Would be nice if they showed randoms though. That was the difference when you went from HDD to SSD. Since then, going from SATA to NVME and up the PCIe gens really feels like not much difference. Even with Optane. You can tell the difference in game reloading when you die, or just want to do something different/better but it isn't that big.

In game reloads are much more common and the performance is much more important IMO than the performance increase cold loading a game when you first start it. You are already playing and are immersed and invested, not just getting set up for that. I wonder why nobody tests these times? They also seem much more random dependent. I bet most of what has to get in the GPUs memory is already there at that point and just bits and pieces have to be added.
More RAM than strictly needed for the OS, the game, and any other running processes would actually be more useful (and much faster) than any SSD the same system might have, since all current desktop OS makes use of free memory as disk read cache. Might need at least 64GB to be of significant help for the latest games, though...and a fast 64GB DDR4 kit is already more expensive than a good 2TB SSD these days.

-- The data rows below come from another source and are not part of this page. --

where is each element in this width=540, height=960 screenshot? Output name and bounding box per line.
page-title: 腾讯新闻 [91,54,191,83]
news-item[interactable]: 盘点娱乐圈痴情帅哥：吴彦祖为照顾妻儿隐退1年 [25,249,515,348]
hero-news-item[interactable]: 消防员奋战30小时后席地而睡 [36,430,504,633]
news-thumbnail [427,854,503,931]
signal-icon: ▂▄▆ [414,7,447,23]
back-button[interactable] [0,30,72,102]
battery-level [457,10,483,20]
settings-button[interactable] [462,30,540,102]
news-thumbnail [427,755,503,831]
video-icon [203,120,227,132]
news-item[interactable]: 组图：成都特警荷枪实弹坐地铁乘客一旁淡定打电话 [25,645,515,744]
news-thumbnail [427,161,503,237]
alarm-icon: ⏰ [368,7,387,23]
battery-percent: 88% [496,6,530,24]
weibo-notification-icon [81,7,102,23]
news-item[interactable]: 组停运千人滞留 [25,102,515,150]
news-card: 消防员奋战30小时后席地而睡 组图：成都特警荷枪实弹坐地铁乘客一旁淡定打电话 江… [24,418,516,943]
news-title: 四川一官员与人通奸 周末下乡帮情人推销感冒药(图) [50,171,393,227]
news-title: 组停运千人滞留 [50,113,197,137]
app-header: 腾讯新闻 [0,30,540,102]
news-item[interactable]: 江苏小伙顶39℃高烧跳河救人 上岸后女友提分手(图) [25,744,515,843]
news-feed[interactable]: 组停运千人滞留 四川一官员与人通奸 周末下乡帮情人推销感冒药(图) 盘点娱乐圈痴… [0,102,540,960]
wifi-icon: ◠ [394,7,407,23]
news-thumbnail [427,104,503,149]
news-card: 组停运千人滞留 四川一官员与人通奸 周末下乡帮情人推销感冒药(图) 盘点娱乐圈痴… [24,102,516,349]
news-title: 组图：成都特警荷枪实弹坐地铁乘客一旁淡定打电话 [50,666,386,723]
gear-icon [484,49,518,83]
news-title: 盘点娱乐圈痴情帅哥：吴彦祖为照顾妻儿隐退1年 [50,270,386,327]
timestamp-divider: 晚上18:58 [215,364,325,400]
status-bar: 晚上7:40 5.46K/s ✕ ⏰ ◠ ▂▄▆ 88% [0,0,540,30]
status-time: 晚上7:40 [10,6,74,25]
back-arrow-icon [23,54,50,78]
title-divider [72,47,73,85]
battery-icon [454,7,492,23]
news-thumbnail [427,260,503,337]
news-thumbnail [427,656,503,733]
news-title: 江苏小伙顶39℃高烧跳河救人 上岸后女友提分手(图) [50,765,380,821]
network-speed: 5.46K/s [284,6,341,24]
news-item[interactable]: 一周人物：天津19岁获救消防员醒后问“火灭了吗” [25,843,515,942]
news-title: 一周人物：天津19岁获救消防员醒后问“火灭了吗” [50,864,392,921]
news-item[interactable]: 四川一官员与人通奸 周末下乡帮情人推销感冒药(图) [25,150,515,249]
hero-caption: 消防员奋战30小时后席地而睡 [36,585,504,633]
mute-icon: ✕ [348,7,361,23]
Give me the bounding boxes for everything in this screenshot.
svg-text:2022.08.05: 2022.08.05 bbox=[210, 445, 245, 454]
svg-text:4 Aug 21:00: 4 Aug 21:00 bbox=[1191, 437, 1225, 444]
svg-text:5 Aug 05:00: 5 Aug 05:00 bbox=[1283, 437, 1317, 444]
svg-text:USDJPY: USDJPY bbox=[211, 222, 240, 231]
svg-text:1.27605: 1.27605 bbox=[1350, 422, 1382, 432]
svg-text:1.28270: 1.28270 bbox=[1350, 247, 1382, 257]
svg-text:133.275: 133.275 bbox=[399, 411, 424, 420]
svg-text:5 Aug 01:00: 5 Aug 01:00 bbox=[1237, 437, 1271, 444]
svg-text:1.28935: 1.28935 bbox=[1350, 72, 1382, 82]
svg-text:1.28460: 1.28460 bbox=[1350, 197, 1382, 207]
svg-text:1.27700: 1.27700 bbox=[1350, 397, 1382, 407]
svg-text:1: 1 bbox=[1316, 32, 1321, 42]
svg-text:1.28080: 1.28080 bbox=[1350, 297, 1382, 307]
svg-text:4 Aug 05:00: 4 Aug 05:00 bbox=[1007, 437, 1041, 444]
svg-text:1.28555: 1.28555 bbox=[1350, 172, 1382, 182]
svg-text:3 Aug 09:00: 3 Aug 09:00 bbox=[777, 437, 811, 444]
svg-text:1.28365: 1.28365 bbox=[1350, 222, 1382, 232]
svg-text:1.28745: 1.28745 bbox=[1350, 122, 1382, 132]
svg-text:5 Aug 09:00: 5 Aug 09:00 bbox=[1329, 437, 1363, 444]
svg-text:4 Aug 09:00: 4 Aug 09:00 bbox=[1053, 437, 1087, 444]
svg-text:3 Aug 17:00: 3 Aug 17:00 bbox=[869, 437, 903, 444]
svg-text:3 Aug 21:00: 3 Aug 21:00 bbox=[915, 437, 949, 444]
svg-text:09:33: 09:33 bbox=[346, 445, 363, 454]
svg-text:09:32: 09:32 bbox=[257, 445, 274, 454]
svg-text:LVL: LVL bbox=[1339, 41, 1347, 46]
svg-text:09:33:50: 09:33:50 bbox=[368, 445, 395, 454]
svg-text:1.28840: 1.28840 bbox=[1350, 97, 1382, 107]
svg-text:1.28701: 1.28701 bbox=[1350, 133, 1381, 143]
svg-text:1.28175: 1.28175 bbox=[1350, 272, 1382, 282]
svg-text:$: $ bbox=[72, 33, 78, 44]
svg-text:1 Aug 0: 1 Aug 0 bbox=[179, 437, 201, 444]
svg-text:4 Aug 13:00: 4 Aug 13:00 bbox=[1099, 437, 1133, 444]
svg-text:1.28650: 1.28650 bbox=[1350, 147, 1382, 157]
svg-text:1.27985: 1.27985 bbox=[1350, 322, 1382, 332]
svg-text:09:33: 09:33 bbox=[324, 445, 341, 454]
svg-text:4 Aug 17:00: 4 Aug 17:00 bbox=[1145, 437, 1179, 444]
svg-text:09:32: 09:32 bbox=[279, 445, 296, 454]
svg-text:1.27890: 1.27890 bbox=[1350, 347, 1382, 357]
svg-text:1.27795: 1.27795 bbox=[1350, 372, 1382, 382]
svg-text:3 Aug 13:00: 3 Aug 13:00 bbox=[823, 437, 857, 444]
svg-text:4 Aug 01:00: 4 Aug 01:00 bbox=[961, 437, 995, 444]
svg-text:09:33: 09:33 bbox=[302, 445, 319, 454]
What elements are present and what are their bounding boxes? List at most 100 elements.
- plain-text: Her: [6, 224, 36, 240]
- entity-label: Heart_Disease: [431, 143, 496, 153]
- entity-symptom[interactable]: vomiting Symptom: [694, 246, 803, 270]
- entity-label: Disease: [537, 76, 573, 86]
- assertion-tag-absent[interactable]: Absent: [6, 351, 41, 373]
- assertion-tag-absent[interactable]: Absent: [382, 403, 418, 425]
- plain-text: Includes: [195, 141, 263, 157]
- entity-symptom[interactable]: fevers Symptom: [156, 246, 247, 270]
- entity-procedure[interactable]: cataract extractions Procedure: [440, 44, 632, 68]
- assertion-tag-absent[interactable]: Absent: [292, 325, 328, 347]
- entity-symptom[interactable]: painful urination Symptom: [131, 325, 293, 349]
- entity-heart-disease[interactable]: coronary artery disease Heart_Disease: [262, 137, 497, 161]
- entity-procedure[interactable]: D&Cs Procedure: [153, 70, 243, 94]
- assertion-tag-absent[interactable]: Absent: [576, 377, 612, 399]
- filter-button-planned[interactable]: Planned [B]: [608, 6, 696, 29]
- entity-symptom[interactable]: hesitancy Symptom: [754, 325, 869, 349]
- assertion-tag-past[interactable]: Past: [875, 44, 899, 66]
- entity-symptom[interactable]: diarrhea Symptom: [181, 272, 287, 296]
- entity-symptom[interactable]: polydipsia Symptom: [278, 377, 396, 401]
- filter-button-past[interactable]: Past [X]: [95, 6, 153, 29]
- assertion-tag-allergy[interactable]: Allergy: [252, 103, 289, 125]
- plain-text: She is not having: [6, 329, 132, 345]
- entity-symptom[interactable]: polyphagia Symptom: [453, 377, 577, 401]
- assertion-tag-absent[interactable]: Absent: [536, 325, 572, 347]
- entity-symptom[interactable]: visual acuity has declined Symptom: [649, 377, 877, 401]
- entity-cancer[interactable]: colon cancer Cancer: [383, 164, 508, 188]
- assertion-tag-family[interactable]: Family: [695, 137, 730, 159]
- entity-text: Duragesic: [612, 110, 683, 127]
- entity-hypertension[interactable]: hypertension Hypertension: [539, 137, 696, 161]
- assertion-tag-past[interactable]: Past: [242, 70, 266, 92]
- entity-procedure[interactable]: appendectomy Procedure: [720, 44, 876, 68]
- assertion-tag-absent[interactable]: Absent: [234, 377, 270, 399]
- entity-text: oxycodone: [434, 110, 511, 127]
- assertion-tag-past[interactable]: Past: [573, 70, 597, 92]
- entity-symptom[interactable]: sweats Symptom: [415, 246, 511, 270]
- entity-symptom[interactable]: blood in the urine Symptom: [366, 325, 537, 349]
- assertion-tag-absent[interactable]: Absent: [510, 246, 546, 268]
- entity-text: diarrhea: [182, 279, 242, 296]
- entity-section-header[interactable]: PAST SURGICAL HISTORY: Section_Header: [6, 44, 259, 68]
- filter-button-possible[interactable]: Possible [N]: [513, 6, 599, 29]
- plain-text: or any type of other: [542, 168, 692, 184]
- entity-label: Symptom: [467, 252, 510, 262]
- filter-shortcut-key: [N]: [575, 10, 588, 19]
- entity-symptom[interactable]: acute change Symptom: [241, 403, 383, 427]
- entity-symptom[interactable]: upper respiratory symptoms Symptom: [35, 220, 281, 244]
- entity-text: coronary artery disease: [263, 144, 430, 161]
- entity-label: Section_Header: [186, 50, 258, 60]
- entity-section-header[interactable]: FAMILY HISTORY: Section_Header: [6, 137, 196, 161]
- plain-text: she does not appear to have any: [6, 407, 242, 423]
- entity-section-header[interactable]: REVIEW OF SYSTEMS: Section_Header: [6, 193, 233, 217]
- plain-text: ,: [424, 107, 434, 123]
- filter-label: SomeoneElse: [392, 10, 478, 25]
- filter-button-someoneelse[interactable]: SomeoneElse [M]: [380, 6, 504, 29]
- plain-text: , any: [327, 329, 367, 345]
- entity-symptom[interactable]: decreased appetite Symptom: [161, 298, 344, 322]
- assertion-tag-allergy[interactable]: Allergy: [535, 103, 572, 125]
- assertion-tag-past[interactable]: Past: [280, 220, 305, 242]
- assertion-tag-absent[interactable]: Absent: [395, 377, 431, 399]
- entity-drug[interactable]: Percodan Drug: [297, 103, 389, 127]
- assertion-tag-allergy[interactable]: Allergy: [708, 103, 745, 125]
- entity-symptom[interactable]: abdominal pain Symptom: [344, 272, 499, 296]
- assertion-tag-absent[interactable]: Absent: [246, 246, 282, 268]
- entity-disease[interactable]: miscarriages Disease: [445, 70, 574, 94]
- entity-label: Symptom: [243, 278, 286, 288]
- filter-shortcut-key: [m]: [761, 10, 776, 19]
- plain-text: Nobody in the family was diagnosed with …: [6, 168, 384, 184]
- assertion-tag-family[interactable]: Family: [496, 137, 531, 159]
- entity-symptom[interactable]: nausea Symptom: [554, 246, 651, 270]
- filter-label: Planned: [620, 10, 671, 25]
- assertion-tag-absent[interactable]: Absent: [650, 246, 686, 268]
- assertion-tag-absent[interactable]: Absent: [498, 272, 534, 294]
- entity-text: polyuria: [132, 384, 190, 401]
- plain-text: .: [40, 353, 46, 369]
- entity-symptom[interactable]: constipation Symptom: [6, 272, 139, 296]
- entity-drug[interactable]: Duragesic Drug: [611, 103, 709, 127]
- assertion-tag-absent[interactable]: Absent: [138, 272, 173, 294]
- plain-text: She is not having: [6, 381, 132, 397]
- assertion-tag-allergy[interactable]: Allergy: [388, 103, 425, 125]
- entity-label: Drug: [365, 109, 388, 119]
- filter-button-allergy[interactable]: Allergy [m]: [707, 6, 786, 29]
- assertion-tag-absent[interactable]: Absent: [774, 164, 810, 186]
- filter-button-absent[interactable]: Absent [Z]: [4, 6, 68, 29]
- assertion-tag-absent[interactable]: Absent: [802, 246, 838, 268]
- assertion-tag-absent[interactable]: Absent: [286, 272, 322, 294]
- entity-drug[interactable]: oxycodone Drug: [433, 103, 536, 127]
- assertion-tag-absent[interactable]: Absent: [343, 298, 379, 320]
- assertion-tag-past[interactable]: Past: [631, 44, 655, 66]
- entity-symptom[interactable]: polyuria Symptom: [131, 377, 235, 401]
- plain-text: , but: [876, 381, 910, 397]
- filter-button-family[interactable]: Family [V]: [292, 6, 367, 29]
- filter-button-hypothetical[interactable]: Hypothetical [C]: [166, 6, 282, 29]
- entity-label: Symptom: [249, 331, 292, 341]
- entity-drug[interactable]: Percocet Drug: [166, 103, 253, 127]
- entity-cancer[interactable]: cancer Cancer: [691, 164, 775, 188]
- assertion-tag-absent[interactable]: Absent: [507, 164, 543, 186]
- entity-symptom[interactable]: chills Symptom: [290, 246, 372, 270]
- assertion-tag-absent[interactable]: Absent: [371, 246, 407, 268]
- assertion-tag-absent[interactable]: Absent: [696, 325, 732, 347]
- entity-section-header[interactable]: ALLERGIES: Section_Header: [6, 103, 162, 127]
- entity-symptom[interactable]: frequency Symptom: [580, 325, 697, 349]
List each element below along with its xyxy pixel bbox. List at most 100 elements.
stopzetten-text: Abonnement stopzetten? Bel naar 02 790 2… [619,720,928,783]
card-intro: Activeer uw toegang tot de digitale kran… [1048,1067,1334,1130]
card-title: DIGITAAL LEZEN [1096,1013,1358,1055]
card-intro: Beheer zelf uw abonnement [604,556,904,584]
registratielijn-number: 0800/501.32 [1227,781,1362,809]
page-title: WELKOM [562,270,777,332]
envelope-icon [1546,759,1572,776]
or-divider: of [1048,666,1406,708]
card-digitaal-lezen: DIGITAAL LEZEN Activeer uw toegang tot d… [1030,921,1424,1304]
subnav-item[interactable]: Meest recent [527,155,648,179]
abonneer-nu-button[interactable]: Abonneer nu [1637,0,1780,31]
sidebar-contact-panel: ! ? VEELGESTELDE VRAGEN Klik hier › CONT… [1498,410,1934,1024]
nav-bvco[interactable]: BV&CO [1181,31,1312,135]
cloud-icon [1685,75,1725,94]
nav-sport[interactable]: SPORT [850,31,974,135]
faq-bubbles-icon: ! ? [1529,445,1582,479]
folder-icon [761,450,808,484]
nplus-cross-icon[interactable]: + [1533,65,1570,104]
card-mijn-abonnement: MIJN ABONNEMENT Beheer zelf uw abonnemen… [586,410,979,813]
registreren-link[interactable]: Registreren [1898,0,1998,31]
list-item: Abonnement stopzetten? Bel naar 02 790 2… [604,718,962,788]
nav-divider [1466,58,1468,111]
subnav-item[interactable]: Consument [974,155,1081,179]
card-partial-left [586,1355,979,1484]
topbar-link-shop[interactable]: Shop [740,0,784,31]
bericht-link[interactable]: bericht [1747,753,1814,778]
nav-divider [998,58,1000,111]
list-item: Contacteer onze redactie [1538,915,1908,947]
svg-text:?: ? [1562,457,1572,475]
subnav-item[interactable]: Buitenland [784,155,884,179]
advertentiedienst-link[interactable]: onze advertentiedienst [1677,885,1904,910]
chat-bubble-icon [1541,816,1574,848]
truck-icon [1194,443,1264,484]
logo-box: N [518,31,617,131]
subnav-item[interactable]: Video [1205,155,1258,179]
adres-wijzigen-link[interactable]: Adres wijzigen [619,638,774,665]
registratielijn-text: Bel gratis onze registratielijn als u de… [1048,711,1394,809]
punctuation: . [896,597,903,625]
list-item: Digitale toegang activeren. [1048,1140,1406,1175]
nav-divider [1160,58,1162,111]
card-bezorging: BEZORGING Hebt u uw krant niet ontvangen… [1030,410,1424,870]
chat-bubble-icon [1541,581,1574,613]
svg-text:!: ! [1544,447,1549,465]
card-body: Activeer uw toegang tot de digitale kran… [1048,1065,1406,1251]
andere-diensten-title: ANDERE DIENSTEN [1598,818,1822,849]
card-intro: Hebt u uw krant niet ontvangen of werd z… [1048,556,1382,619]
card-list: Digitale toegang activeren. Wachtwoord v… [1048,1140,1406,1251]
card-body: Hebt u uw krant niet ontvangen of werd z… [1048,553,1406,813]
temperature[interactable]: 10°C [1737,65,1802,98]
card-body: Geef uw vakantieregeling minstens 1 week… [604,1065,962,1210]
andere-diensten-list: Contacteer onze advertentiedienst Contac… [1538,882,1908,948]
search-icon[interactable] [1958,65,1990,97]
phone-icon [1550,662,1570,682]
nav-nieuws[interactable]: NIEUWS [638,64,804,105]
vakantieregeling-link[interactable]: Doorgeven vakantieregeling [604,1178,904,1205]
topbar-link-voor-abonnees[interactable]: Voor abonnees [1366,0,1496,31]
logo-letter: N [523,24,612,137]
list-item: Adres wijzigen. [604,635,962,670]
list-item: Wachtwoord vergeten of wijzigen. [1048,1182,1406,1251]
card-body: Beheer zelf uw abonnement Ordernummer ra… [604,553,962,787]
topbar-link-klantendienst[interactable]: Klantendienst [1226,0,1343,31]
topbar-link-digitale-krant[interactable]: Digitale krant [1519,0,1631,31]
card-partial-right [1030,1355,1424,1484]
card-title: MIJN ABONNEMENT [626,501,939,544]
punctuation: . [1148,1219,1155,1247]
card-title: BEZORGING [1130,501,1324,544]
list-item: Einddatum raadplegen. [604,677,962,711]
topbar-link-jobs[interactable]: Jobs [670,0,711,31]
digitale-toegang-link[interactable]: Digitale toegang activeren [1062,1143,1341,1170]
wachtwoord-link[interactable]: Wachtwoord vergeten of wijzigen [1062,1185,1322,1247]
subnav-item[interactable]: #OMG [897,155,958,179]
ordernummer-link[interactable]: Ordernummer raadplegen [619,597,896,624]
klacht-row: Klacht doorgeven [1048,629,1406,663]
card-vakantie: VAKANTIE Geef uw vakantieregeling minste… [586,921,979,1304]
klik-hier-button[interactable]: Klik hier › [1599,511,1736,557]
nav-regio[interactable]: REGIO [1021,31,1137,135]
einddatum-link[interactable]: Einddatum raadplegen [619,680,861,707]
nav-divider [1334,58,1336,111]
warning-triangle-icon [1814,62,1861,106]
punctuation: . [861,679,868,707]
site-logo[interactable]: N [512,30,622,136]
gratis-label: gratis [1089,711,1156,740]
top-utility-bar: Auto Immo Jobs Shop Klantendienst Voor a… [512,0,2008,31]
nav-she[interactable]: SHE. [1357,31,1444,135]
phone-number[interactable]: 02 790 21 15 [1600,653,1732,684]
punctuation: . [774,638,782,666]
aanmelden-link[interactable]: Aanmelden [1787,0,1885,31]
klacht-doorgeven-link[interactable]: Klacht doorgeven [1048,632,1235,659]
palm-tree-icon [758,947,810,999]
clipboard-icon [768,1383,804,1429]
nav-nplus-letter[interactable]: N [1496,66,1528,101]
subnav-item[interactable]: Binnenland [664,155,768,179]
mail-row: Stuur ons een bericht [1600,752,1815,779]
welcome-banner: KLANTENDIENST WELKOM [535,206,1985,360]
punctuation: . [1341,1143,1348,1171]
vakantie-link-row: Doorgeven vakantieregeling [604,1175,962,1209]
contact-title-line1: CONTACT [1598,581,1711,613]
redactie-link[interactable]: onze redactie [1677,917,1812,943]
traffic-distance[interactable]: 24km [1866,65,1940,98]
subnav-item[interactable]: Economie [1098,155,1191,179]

Oh and NVME speed certainly helps you notice when anything goes wrong. My previous M.2 SSD slowed to a <100MB/s crawl, and the only symptom was games starting to take minutes to load instead of tens of seconds. Barely got the data out - thankfully without reported read errors - and it shuffled off its mortal coil into the RMA bin when I tried to reformat it for external use. At no point did SMART show anything off except for a steadily incrementing error information log entry count, whatever that is supposed to be.